Aristotle Pezographos

Co-Investigator

Phil

Phillip Horky

Phil's contribution to the project deals with the reception of Aristotle's writing among later ancient philosophers and scientists.

Phillip Horky is Professor in the Department of Classics & Ancient History at Durham University and Co-director of the Durham Centre for Ancient and Medieval Philosophy (DCAMP). Prior to his arrival in Durham in 2011, he taught at Stanford University (2007-10) and held a fellowship at the Center for Hellenic Studies at Harvard University (2011-12). His teaching and research focus on the ancient philosophy, political theory, and intellectual history of Ancient Greece and Rome, with previously published work devoted to Plato, the Pythagoreans, the traditions of Platonism, later Pythagoreanism, ancient cosmology, notions of justice, the ancient theory of democracy, and the ancient theory of the mixed constitution.

Prof. Horky has published a monograph, Plato and Pythagoreanism (OUP 2013), an edited volume Cosmos in the Ancient World (CUP 2019), as well as a number of substantial articles. He has nearly completed a major source book, his second monograph, Pythagorean Philosophy, 250 BCE to 200 CE: An Introduction and Collection of Sources in Translation (CUP, 2024). This book, the first of its kind, aims to rehabilitate post-Classical Pythagorean philosophy by tracing the shape of its development, accounting for its transformation in the context of Hellenistic and post-Hellenistic philosophy (including Platonism, Peripateticism, Stoicism, Epicureanism, and the rise of Christianity), and making the later texts, previously obscure, accessible to a wider audience.

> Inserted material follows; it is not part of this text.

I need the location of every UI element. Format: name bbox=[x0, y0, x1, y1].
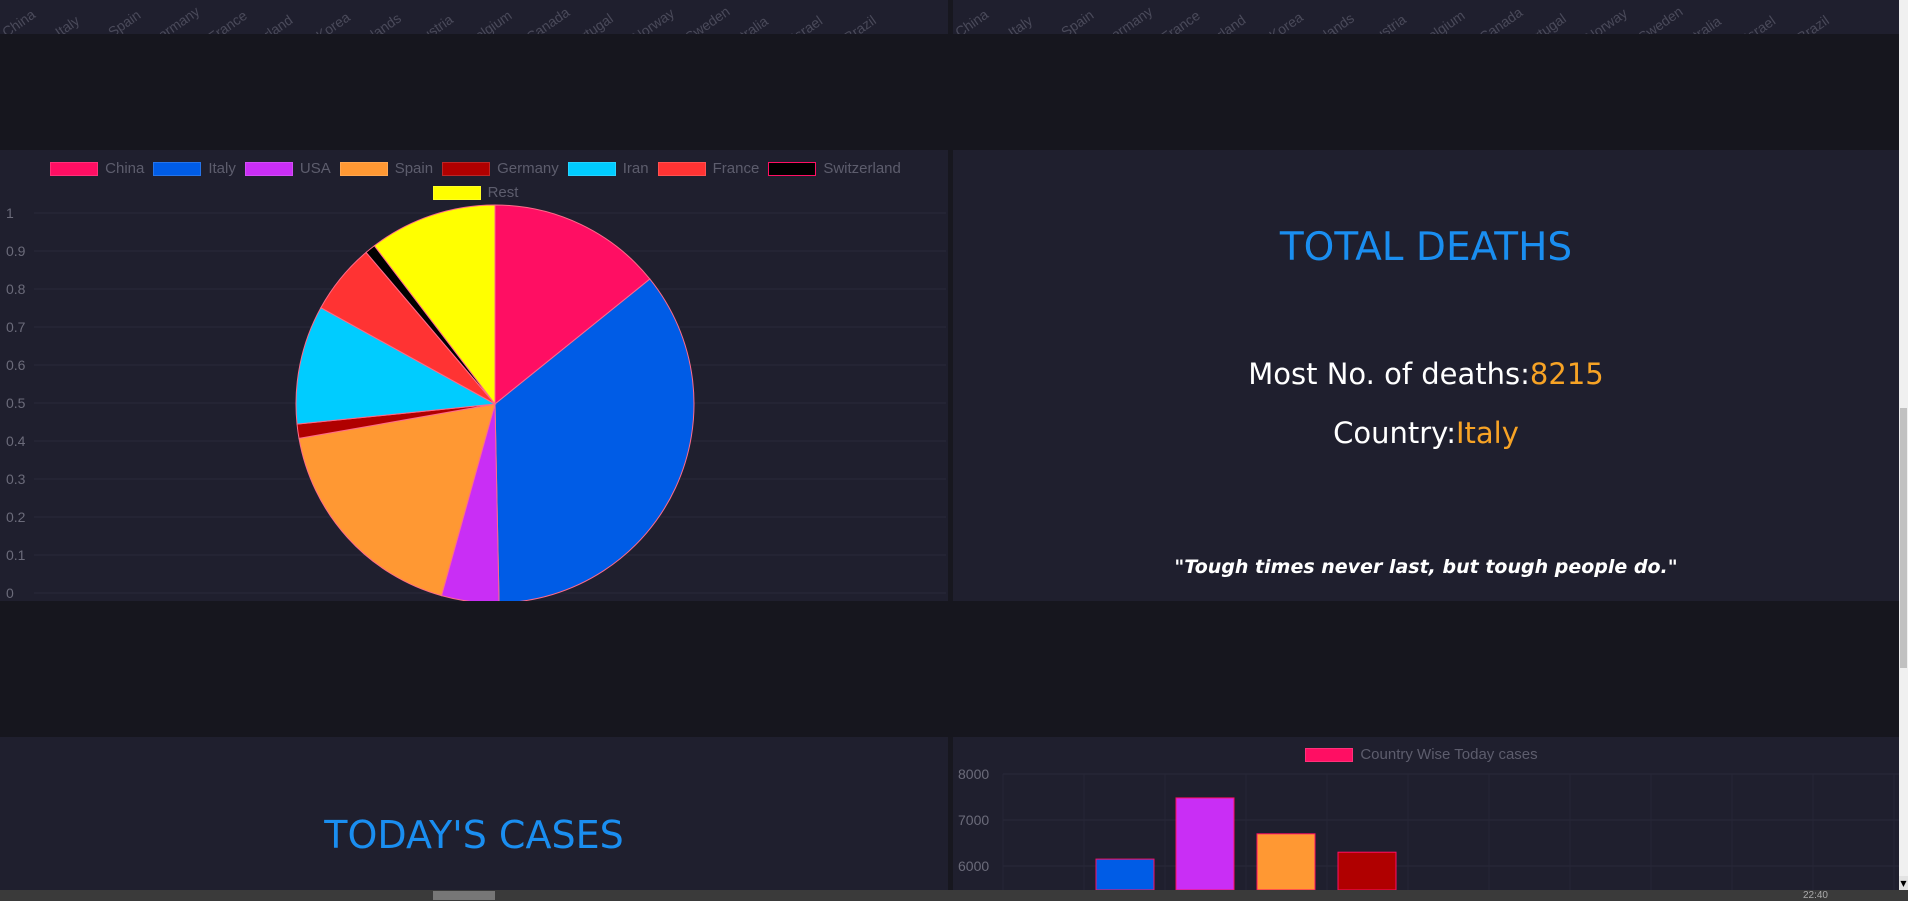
horizontal-scrollbar-thumb[interactable] bbox=[433, 891, 495, 900]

In addition to 'Aristoteles Pezographos', Prof. Horky has been awarded several distinguished fellowships, including the British Academy Mid-Career Award (2022-23), the Rockefeller Foundation Fellowship at the National Humanities Center in North Carolina (2016). He has also been a distinguished visitor at the Collaborative Program in Ancient and Medieval Philosophy, University of Toronto (2016). He was a Member of the Council of the Hellenic Society (UK) from 2012-15, and a member of the Advisory Council for the Institute of Classical Studies in London from 2019-22. He is also a member of the Peer Review College of the Arts and Humanities Research Council (AHRC). Prof. Horky is currently Secretary of the Classical Committee and a Trustee for the Gilbert Murray Trust and has previously worked with Advocating Classics Education.

Under the aegis of the 'Aristoteles Pezographos' project, Prof. Horky is pursuing research on the reception of Aristotle's writing style/s in later philosophical and scientific writing (from Theophrastus to Galen to John Philoponus) and working on a student-focussed Greek edition with commentary of Aristotle's Nicomachean Ethics (selections from Books I and X. etc.).